А сейчас я расскажу об одном случае, в котором Завирай проявил такую преданную дружбу, такую силу доброй воли и такую сообразительность, какие и среднему человеку сделали бы большую честь.
Зима переламывалась. Откуда-то издалека стало попахивать весною. Мы с Араповым выбрали одно весеннее утро, чтобы, может быть, в последний раз до будущей осени пойти по зайцам. Завирая не надо было приглашать. Он пошел с нами со всегдашней своей сдержанной, серьезной радостью.

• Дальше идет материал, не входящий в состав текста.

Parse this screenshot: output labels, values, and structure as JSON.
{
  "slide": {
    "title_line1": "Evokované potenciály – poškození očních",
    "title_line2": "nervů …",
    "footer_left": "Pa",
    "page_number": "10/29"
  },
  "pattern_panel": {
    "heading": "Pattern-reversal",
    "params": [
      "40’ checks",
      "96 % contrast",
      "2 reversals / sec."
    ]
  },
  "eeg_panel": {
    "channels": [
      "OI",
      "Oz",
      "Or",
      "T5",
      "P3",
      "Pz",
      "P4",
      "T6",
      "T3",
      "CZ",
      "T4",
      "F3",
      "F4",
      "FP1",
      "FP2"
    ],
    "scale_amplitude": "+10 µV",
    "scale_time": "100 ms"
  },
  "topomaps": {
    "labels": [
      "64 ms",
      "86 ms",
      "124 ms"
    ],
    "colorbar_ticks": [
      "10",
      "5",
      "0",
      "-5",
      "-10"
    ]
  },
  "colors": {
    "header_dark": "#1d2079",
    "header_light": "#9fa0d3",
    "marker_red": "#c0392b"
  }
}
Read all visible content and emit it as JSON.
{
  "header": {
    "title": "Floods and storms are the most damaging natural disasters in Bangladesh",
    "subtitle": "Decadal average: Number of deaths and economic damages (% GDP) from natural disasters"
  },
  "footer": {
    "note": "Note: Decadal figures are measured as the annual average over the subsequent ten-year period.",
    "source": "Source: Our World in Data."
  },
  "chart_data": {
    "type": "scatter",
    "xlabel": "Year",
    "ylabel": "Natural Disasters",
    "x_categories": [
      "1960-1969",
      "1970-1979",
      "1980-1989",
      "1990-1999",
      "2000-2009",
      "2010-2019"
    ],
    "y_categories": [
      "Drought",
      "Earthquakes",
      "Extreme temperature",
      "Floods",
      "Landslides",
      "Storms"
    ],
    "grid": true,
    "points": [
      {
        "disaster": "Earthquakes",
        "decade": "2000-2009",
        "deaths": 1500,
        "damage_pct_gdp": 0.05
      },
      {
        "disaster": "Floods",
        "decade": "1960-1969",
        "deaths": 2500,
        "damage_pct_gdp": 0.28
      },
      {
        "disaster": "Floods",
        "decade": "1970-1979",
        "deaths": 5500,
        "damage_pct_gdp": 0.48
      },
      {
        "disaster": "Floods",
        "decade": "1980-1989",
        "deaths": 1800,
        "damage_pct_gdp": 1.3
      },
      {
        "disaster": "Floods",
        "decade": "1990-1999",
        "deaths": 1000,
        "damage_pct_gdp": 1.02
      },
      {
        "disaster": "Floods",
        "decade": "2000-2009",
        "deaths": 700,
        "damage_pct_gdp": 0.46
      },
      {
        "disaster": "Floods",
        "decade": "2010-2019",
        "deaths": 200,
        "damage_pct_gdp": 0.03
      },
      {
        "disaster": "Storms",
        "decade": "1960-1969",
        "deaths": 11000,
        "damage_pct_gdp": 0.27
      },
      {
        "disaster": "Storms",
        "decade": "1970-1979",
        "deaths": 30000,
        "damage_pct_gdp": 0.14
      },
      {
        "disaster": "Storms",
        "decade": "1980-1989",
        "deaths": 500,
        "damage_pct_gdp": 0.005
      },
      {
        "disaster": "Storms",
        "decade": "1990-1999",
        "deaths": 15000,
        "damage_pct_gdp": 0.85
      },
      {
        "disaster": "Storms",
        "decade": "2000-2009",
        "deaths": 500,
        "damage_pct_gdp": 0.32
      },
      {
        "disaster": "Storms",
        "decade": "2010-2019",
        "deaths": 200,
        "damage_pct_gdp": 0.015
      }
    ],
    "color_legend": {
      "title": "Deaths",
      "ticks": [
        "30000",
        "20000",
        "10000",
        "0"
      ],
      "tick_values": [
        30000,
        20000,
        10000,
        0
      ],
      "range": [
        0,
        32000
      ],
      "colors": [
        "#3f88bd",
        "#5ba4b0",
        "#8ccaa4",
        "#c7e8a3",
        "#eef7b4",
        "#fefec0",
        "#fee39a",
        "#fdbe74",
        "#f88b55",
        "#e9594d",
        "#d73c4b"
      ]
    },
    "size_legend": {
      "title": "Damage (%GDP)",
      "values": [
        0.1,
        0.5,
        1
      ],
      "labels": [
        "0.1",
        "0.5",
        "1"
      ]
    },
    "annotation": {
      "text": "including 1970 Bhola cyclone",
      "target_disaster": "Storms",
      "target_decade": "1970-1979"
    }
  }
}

И, конечно, увязалась за нами вся эта непрошеная, бестолковая деревенская собачня: и кладбищенский Чубарик, и Серко, и Султан, и Кадошка с Барбоской, и Султан с Патрашкой, – словом, все, кто только умел и мог мешать охоте.
Работал-то всегда один только Завирайка со свойственной ему неутомимой и требовательной энергией. Независимые дворняжки охотились сами по себе. Они обнюхивали ежовые, кротовые и мышьи норы и пробовали их разрывать лапами, лаяли на свежий птичий и заячий помет. Очень скоро мы их перегоняли, и они совсем терялись из вида. «Вообще, – говорил не раз Арапов, – эту сволочь надо бы давным-давно перестрелять». Но – шутил. Он был добрейшим малым.